Friday, March 28, 2008

How to be an A-hole guard player, aka how to win with guard

Okay, I don't play guard generally, and when I do, they have grey knight auxillaries...or is it the other way. Grey knights have weird auxillary rules. But I digress...

There are lots of ways to win with IG. I'm not going to go into all of them here, and whatever your particular way is, don't worry, I'm not going to step on your toes. My goal here is to suggest a style of play, rather than actual game actions, that will insure an increase in the number of guard victories. The advice I am about to give has really nothing to do with what you do when you put your miniatures down on the table or even which miniatures you should put down on the table. It involves something else entirely.

You see, most games are played by two players who basically know what the other person is going to pull out of their bag, so to speak. You play Tyranids, there is going to be some hand to hand and you are going to have to deal with that. Necron will be hard to kill. Tau have long range. Eldar will have monstrous creatures and the ability to pick out your squad leaders with mind war. I mean, they're playing army X and army X does thing Y. They may do other things, but you basically know what those other things are.

Okay, guard are not like that. I know what you're saying. You think I'm high. I am not.

I know that guard are essentially the quintessential shooty army. Yes. And I know that most attepts to make them hand to hand do not work. Power fists with 6 strength: kind of funny. That's not what I'm saying.

What I'm saying is that a guard army really has three choices of what it will look like and those choices are so dramatically different as to keep the enemy from ever knowing what they're going up against. The first choice is the horde. Conscripts and commissars. The horde is a merciless flesh pool that cannot simply be shot. Las cannons are no good against the horde. Hand to hand is difficult because of thirty man squads. If the enemy is prepared for the horde, they are generally not that hard to beat. But that's the point, will they be ready? Do they know that this is the army you will be bringing out, because last time you played...

The armored fist. Yes, the tank heavy guard army. Heavy bolters are no use. You need las-cannons and plenty of them. Monstrous creatures only have so many wounds and two Leman Russes (or three by golly) have a LOT of weapons.

And of couse, the mixed bag, which is generally not really that mixed. You lose the conscripts, you keep a tank or two. Lot's of fire power. Let's call this the generic guard army which is easilly beaten by solid hand to hand troops, but not easilly beaten by anything else.

Now look, each of these three "types" of armies has its own weakness which it doesn't share with the other types of armies. If you play the same army week after week, you aren't playing your guard effectively. Anyone who has ever had to fight the tank army and ran out of las-cannons will know exactly what I mean. Anyone who has ever had to face the horde having not brought along enough plasma guns and heavy bolters will testify.
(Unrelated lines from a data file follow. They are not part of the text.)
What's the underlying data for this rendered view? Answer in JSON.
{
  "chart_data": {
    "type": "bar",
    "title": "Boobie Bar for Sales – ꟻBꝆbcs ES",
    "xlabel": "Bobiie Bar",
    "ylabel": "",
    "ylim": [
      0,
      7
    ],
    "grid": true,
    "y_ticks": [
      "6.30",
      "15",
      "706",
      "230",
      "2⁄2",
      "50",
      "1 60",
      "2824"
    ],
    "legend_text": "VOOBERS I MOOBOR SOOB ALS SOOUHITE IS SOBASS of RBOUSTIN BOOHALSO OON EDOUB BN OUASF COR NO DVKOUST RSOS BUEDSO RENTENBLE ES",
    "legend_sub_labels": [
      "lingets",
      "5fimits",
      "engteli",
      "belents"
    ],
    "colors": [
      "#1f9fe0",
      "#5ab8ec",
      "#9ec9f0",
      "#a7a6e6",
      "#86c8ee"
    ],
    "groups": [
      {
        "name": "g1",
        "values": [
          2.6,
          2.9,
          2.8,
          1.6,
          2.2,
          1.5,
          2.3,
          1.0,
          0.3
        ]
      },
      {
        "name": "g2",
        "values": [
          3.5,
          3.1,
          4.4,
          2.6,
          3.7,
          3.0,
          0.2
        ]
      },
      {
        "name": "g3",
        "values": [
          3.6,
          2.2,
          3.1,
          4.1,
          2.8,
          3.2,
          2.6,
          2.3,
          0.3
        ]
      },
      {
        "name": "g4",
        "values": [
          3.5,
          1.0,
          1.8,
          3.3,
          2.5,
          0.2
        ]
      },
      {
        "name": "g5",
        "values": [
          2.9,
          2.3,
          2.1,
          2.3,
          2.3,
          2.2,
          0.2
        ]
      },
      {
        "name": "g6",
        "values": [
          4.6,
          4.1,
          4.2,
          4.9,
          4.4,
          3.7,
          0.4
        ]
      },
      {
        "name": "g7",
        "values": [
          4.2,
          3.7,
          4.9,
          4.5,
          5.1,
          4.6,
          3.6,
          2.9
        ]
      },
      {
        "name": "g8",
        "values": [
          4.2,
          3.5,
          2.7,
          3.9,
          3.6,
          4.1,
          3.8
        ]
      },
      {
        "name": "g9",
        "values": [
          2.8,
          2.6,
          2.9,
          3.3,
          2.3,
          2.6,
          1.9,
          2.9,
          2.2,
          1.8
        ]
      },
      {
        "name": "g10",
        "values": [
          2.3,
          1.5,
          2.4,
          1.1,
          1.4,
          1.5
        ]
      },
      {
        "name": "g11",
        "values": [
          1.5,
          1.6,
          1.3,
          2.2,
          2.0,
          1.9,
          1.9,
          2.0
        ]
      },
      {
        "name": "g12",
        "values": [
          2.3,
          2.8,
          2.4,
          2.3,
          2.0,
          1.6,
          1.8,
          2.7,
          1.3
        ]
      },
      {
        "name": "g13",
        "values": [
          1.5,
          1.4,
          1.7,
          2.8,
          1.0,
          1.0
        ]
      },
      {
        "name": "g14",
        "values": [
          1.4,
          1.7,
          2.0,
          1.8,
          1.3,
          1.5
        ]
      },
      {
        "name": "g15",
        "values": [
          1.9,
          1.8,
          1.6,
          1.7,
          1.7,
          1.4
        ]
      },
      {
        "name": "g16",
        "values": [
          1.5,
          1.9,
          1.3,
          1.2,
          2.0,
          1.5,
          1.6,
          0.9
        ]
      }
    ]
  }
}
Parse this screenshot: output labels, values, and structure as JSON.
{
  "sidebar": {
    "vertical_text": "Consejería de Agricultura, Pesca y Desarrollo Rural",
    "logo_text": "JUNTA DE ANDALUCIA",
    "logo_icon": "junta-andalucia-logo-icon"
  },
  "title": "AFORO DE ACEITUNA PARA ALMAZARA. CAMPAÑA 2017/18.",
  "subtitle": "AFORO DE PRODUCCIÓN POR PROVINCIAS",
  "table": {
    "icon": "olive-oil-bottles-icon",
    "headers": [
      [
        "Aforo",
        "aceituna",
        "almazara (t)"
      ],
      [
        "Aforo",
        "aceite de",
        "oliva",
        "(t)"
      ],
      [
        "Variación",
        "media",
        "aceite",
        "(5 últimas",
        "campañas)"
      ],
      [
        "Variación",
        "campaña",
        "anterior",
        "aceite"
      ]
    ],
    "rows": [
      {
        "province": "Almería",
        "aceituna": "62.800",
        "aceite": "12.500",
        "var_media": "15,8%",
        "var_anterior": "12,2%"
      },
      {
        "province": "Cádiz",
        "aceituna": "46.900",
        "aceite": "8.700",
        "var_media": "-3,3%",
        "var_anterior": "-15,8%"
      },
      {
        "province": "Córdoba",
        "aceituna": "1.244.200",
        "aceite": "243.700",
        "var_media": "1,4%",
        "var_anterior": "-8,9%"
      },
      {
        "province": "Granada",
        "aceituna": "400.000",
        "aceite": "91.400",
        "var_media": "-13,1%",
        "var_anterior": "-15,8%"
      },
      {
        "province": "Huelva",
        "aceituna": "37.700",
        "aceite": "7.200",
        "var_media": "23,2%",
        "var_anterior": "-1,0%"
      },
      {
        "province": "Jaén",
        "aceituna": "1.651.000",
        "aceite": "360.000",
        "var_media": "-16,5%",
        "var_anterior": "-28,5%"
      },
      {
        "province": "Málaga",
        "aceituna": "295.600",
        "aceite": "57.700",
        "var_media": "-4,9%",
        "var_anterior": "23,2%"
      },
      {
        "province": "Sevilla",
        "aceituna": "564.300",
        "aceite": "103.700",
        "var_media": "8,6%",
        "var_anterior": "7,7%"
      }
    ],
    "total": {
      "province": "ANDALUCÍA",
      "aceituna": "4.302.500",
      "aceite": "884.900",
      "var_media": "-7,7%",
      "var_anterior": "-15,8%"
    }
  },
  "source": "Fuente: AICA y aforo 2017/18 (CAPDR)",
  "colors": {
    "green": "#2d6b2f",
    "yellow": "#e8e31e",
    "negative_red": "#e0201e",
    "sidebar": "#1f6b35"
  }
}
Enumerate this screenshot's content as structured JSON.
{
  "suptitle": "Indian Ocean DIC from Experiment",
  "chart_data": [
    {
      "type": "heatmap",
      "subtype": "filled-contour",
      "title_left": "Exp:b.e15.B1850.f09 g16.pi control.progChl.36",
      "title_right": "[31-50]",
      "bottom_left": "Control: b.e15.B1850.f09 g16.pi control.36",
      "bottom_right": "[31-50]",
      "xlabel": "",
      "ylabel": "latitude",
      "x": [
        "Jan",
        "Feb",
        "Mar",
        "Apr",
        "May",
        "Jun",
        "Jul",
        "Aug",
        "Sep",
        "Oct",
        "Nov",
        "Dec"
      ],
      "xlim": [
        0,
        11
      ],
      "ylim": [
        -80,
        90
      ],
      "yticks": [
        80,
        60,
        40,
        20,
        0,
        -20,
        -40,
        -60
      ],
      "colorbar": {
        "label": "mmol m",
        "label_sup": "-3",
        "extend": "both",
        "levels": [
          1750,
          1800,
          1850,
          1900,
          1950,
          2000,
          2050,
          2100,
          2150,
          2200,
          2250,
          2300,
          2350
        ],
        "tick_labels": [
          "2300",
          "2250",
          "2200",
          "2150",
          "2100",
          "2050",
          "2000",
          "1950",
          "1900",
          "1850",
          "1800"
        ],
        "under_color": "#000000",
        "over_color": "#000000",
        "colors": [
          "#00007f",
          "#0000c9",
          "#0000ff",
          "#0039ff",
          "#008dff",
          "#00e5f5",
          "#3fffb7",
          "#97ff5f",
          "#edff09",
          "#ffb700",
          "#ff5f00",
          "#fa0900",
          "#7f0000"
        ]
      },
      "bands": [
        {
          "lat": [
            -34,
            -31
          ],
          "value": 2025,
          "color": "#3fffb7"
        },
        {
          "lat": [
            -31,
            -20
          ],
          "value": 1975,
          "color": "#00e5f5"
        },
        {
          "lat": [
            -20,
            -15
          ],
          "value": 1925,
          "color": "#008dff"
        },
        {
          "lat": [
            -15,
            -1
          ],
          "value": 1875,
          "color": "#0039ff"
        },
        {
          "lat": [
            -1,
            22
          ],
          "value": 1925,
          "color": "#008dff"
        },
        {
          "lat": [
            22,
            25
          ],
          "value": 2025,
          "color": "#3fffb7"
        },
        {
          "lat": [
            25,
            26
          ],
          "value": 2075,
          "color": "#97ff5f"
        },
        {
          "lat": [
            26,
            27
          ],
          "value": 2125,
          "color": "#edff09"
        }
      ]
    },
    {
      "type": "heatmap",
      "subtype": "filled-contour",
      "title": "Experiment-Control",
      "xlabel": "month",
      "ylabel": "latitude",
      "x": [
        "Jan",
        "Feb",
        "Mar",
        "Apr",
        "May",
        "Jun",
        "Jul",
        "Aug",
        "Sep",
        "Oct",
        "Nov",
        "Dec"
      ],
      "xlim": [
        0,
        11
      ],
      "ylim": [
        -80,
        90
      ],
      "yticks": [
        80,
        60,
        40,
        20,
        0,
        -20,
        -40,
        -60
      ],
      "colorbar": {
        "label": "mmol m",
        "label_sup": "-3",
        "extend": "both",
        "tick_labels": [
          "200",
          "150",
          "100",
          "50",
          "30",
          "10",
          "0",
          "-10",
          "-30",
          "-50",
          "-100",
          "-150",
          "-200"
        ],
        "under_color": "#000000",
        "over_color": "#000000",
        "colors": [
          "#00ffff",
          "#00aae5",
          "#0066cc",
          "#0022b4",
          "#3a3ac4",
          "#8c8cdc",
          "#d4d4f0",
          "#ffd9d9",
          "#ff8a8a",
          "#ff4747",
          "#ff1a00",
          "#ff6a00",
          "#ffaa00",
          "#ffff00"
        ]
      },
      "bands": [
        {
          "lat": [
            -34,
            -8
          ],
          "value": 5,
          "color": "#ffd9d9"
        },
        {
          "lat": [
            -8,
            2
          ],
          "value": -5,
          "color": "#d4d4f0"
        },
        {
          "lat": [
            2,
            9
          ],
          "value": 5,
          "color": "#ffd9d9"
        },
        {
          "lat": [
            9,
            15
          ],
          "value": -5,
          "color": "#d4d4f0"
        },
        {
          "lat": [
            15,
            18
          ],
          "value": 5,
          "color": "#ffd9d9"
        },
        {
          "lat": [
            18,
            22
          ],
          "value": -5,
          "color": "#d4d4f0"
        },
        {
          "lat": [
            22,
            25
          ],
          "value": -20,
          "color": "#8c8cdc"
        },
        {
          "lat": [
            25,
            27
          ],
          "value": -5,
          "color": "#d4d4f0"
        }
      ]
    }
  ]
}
The point here is that you switch this up. Play a different variation of this army all the time. Never play it the same twice. Your opponent will complain. They will say, "I should get fair warning that you'll only be playing tanks," but this is part of the joy of the guard. They should sometimes win just by showing up.

3 comments:

Q said...

Don't forget the sentinel drop in army. That is devastating when you are advancing and all of a sudden 7 sentinel squads drop in on your rear leaving you completely out of position.

Monstro D. Whale said...

Is that from an imperial armor or something?

Q said...

It was a doctrine in the latest codex I believe. Faced two different versions of it in the Battle for Texas Tourney.